From the Gemaldegallerie in Berlin earlier this year
I love Berlin. This was my second visit to this marvelous, historic city. The last time was several years ago when I met my longtime penfriend (I suppose a concept that doesn’t exist anymore) for the first time. This time it was for a team offsite. My flight arrived late in the evening on a weekday and for the next couple of days we were to remain closeted in the hotel’s meeting rooms, going out only by night.
We had a free afternoon on Thursday (the glory begins here) and a few colleagues and I took a taxi to the Reichstag, passing the magnificent Victory column along the way, flanked either side by the massive Tiergarten. Cities can do a lot worse than Berlin in reconstruction efforts. The German capital has some of the most gorgeous architectural structures, and what a variety! Take the Reichstag as an example – look at its stunning glass structure. Going inside wasn’t possible when we went. Hopefully I’ll be lucky on my third visit and watch an assembly in progress.
We walked to the Brandenburg Gate from the Reichstag – this place smacks of history. And then the Holocast memorial. This was very relevant to me since I’ve been revisiting history and am on the chapter of the second world war (through nightly documentaries). Do take the steps down to the information center if you are ever there- we missed doing this (we just didn’t know it was there) and I regret it because I really wanted to see it.
At Potsdamer Platz, we saw what remains of the Wall and then went to Checkpoint Charlie. At the end of the day we went to the Judisches Museum (Jewish Museum). The building is designed as an exploding star of David and adds to the feel of the place. We had very little time to explore this museum so I restricted my visit to the section on the impact of the Nazi party on the community. There were photos and videos of people being lead away to their deaths. There were personal belongings and letters. I felt very sad.

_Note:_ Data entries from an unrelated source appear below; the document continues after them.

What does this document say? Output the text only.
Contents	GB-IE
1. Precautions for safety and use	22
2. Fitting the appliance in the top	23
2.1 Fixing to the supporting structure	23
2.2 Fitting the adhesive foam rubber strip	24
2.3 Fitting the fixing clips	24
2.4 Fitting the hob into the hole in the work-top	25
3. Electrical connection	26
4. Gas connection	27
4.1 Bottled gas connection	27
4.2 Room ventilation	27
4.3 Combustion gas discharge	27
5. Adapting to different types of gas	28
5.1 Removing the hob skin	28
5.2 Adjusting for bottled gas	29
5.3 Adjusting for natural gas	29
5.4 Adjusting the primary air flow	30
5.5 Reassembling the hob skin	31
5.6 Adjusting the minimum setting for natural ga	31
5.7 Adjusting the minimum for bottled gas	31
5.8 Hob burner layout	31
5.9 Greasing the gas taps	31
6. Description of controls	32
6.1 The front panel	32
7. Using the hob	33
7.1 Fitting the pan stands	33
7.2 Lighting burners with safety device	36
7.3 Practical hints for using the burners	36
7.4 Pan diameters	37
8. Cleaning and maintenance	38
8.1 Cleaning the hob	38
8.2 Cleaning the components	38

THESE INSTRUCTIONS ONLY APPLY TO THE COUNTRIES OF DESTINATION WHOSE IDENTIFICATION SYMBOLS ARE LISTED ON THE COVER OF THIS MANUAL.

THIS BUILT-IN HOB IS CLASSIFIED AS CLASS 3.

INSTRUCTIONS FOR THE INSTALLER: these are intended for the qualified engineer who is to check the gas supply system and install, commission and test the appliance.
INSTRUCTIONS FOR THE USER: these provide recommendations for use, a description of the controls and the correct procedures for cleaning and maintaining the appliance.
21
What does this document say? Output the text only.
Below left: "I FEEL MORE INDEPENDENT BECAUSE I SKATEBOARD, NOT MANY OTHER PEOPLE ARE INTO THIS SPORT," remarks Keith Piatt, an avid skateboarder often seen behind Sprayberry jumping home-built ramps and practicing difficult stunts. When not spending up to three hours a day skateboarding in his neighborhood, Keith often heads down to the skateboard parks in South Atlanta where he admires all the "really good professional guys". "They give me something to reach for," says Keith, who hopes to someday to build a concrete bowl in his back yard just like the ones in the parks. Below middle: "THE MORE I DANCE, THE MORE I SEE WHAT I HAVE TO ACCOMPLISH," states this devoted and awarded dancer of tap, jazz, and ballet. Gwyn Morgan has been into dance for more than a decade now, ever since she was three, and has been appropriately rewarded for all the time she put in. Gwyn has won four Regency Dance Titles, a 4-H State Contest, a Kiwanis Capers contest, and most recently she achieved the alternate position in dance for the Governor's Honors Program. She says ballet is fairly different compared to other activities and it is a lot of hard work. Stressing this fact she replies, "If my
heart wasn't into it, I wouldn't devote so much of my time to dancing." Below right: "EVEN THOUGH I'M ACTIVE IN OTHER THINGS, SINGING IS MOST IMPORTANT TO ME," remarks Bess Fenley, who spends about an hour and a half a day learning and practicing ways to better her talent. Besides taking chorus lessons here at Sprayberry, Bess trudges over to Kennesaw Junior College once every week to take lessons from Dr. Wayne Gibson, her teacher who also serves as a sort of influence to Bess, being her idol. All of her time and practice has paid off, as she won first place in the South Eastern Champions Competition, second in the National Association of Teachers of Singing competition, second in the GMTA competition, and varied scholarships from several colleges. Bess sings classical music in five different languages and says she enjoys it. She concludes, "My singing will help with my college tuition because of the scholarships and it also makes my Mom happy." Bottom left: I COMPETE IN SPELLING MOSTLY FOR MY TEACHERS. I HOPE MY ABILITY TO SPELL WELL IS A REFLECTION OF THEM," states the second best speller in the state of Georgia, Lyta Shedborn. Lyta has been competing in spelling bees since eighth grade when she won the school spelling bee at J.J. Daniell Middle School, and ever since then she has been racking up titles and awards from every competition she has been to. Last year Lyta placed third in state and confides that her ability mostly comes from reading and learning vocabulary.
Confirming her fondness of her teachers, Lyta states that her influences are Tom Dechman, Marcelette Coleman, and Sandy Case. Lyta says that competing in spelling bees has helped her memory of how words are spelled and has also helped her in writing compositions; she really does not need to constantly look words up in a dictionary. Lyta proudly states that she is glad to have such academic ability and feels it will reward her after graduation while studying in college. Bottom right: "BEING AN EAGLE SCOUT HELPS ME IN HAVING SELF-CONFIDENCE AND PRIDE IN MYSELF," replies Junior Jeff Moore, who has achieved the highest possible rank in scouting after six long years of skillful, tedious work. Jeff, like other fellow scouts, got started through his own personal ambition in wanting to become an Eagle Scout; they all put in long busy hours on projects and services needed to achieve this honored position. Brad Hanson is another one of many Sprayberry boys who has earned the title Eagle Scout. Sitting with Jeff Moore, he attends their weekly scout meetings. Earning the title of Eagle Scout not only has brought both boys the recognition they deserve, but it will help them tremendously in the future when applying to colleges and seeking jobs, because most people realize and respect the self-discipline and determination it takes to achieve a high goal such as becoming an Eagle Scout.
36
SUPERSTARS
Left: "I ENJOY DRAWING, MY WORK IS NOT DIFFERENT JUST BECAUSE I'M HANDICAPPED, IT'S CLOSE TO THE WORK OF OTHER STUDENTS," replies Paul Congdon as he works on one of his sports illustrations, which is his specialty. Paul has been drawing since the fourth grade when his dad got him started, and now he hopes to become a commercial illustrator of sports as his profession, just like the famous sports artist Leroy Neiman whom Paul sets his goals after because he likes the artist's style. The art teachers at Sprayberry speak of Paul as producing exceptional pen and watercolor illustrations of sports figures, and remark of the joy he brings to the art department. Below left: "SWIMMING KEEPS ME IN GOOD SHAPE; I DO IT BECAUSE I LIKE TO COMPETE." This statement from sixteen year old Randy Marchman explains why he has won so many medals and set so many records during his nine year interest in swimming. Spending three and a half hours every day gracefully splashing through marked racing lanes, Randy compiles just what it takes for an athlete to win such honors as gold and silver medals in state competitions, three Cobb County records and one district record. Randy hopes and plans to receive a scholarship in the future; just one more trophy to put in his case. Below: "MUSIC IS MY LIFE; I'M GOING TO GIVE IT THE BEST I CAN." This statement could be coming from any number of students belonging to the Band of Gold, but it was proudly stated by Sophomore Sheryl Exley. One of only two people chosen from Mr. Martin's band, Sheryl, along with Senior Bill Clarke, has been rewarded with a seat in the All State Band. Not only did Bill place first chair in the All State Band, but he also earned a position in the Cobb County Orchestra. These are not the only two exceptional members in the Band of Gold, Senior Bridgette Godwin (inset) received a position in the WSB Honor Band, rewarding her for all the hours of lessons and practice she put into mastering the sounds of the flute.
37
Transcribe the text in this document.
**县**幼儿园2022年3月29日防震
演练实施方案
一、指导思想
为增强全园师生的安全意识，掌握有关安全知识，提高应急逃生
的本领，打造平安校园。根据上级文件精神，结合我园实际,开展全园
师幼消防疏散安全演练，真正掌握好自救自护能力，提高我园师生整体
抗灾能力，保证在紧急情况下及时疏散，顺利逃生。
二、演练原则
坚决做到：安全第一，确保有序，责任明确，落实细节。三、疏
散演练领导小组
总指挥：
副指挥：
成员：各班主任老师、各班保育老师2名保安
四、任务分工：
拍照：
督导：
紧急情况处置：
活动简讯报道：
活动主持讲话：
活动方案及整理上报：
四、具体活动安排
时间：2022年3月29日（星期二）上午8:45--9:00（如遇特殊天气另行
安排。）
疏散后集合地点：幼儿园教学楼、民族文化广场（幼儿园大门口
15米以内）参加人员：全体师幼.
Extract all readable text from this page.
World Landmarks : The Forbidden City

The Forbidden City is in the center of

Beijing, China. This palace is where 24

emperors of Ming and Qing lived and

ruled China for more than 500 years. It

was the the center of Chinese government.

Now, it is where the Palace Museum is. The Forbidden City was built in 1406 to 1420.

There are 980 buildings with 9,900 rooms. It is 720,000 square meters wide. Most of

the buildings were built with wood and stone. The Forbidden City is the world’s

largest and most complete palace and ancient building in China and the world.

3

We hurried back to the hotel, changed and got into the tour buses which would take us to our dinner in a restaurant converted from a former water works. The tour covered much of what we had seen during the day but it was interesting to see the embassies of various countries by night.
Friday was even better than the previous day. Sessions were over before mid-day and my flight back was late in the evening. I had three choices, to go to the information center at the Holocast memorial which I had missed the previous day, or the Ishtar Gate at the Pergamon museum, a reconstruction of a gate in Babylon and other treasures of the museum island, or go to the Gemaeldegalerie to see one of the finest collections of paintings in the world. In the end the gallery won as I have more comfort in paintings though it was a tough choice. I would definitely want to go back to Berlin someday just to see the other two.
But the gallery, oh so lovely. The collection of paintings by German artists was great but there were some old friends too – the Dutch masters. You won’t even need to consult your map to know you’ve entered a room containing a different era. And the works of Vermeer and Rembrandt and Rubens all seem so familiar. I spent a very happy afternoon browsing. The museum has audio guides included in the price and that’s very useful since the works are labelled in German and not all have a summary providing information on the context or the painter. I will write a separate post on the gems I encountered in this gallery. I had such a warm, happy feeling afterwards, as I tend to when I see a great collection. The building again was cool, the art works arranged in such a logical way by painter, nationality and era. Another very impressive building near to the Gallery houses the Berlin Philharmonic Orchestra. Another reason to return to this marvelous city.
I also found Berliners to be friendly, laid back people, ready with a smile. All in all, it was a brief visit but a very satisfying one. Leaving a place with a strong desire to return some day is a great feeling.